Publishing schedule adjusted by topic type. Subject line templates created based on high-performers. Content mix shifted toward under-covered high-performers. Separate content tracks for engaged vs. casual readers.
“Three months after implementing the changes, our metrics improved measurably. Open rates up 18%. Engagement up 24%. Not because we worked harder. Because we worked smarter.”
The Ongoing Practice
Katie made data analysis a monthly habit.
New performance data accumulated. Monthly Claude sessions to find emerging patterns. Quarterly reviews to adjust strategy.
“The data keeps teaching us. Reader preferences shift. What worked last quarter might not work next quarter. But now I can actually see the shifts.”
The 847,000-row file was now one of many. Years of data, accessible, analyzable.
The Methodology Note
Katie emphasized data interpretation matters.
“Claude found patterns. I had to determine which patterns were actionable and which were noise. The tool didn’t make editorial decisions for me.”
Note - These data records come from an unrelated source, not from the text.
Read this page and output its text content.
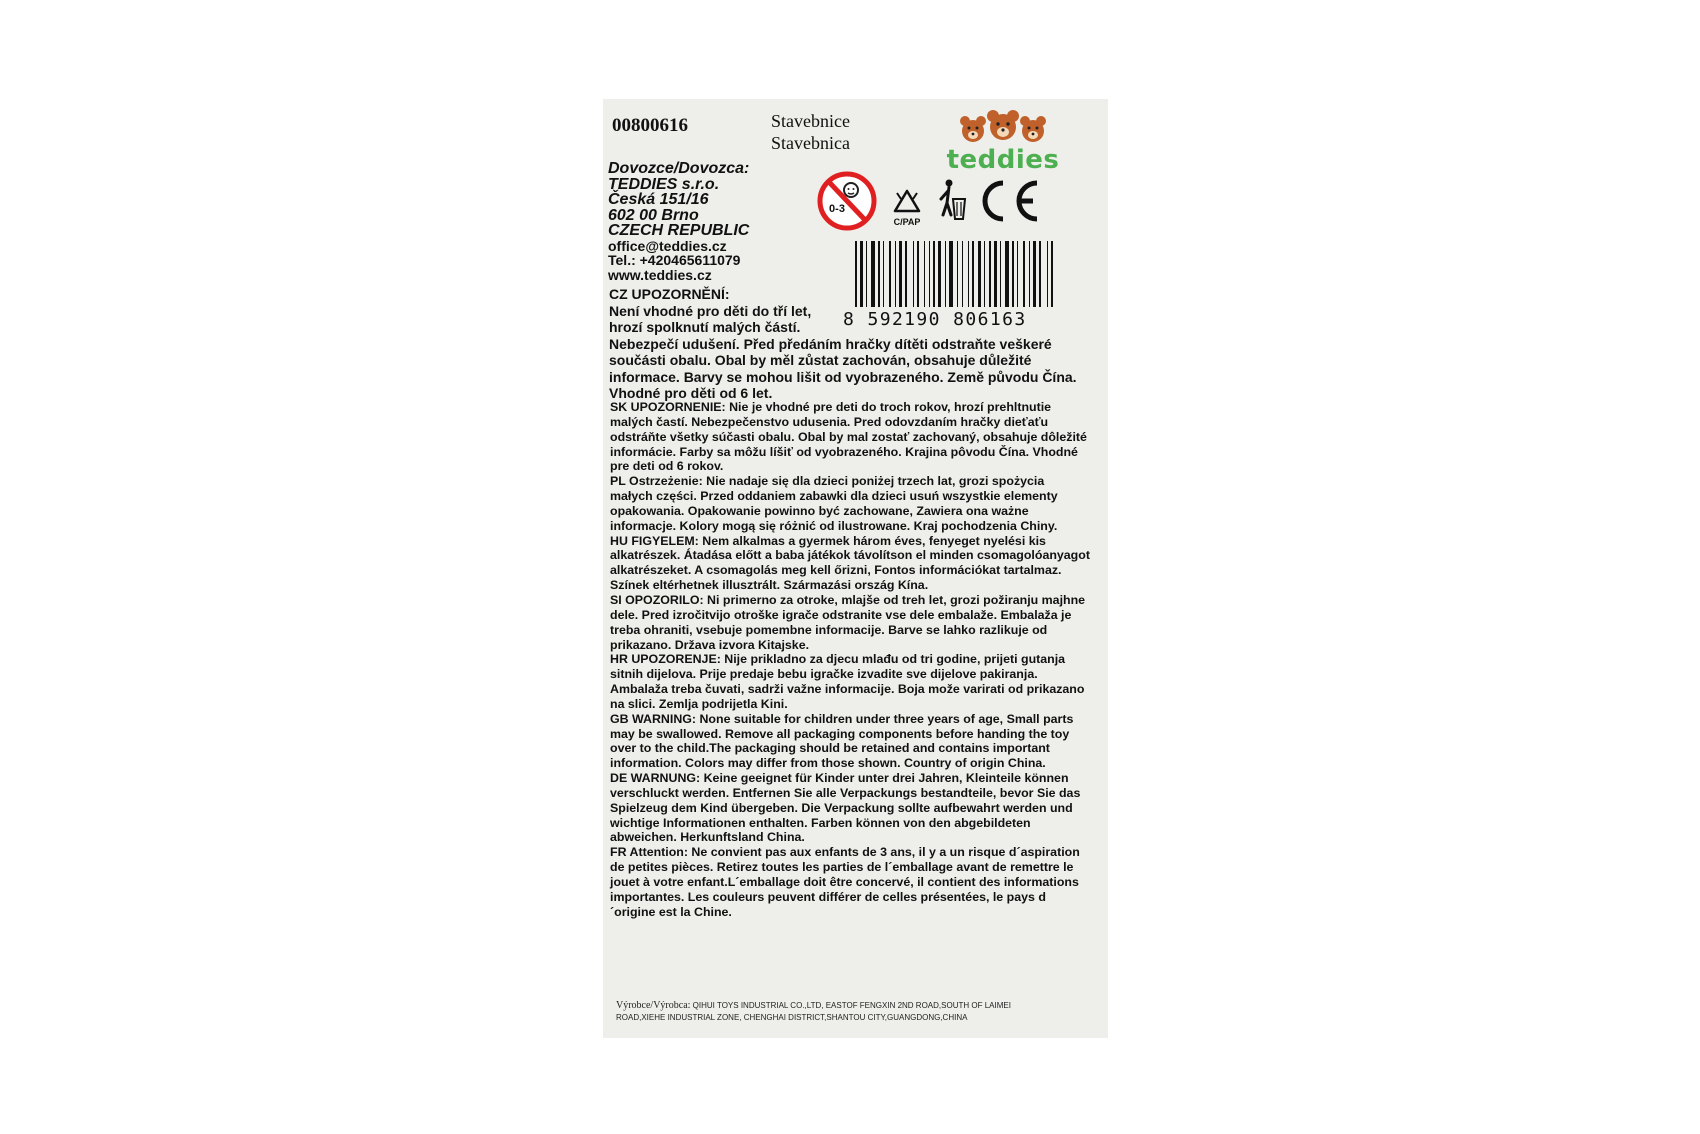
00800616	Stavebnice
Stavebnica
teddies
Dovozce/Dovozca:
TEDDIES s.r.o.
Česká 151/16
602 00 Brno
CZECH REPUBLIC
office@teddies.cz
Tel.: +420465611079
www.teddies.cz
0-3
C/PAP
8 592190 806163

CZ UPOZORNĚNÍ:

Není vhodné pro děti do tří let,

hrozí spolknutí malých částí.

Nebezpečí udušení. Před předáním hračky dítěti odstraňte veškeré součásti obalu. Obal by měl zůstat zachován, obsahuje důležité informace. Barvy se mohou lišit od vyobrazeného. Země původu Čína. Vhodné pro děti od 6 let.

SK UPOZORNENIE: Nie je vhodné pre deti do troch rokov, hrozí prehltnutie malých častí. Nebezpečenstvo udusenia. Pred odovzdaním hračky dieťaťu odstráňte všetky súčasti obalu. Obal by mal zostať zachovaný, obsahuje dôležité informácie. Farby sa môžu líšiť od vyobrazeného. Krajina pôvodu Čína. Vhodné pre deti od 6 rokov.

PL Ostrzeżenie: Nie nadaje się dla dzieci poniżej trzech lat, grozi spożycia małych części. Przed oddaniem zabawki dla dzieci usuń wszystkie elementy opakowania. Opakowanie powinno być zachowane, Zawiera ona ważne informacje. Kolory mogą się różnić od ilustrowane. Kraj pochodzenia Chiny.

HU FIGYELEM: Nem alkalmas a gyermek három éves, fenyeget nyelési kis alkatrészek. Átadása előtt a baba játékok távolítson el minden csomagolóanyagot alkatrészeket. A csomagolás meg kell őrizni, Fontos információkat tartalmaz. Színek eltérhetnek illusztrált. Származási ország Kína.

SI OPOZORILO: Ni primerno za otroke, mlajše od treh let, grozi požiranju majhne dele. Pred izročitvijo otroške igrače odstranite vse dele embalaže. Embalaža je treba ohraniti, vsebuje pomembne informacije. Barve se lahko razlikuje od prikazano. Država izvora Kitajske.

HR UPOZORENJE: Nije prikladno za djecu mlađu od tri godine, prijeti gutanja sitnih dijelova. Prije predaje bebu igračke izvadite sve dijelove pakiranja. Ambalaža treba čuvati, sadrži važne informacije. Boja može varirati od prikazano na slici. Zemlja podrijetla Kini.

GB WARNING: None suitable for children under three years of age, Small parts may be swallowed. Remove all packaging components before handing the toy over to the child.The packaging should be retained and contains important information. Colors may differ from those shown. Country of origin China.

DE WARNUNG: Keine geeignet für Kinder unter drei Jahren, Kleinteile können verschluckt werden. Entfernen Sie alle Verpackungs bestandteile, bevor Sie das Spielzeug dem Kind übergeben. Die Verpackung sollte aufbewahrt werden und wichtige Informationen enthalten. Farben können von den abgebildeten abweichen. Herkunftsland China.

FR Attention: Ne convient pas aux enfants de 3 ans, il y a un risque d´aspiration de petites pièces. Retirez toutes les parties de l´emballage avant de remettre le jouet à votre enfant.L´emballage doit être concervé, il contient des informations importantes. Les couleurs peuvent différer de celles présentées, le pays d´origine est la Chine.

Výrobce/Výrobca: QIHUI TOYS INDUSTRIAL CO.,LTD, EASTOF FENGXIN 2ND ROAD,SOUTH OF LAIMEI ROAD,XIEHE INDUSTRIAL ZONE, CHENGHAI DISTRICT,SHANTOU CITY,GUANGDONG,CHINA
Correlation wasn’t causation. Tuesday might perform well because of what they published on Tuesdays, not the day itself. Katie designed experiments to validate insights before acting on them.
“AI found the patterns. Human judgment evaluated the patterns. Both necessary.”
The Advice for Data-Stuck Teams
“If you’re sitting on data you can’t analyze because tools have limits, try Claude Code. Local processing means your file size is only limited by your computer’s memory.”
The barrier wasn’t skill or budget. It was artificial limits on cloud tools.
“I’m not a data scientist. I asked questions in plain English and got answers. The hard part was having good questions, not technical capability.”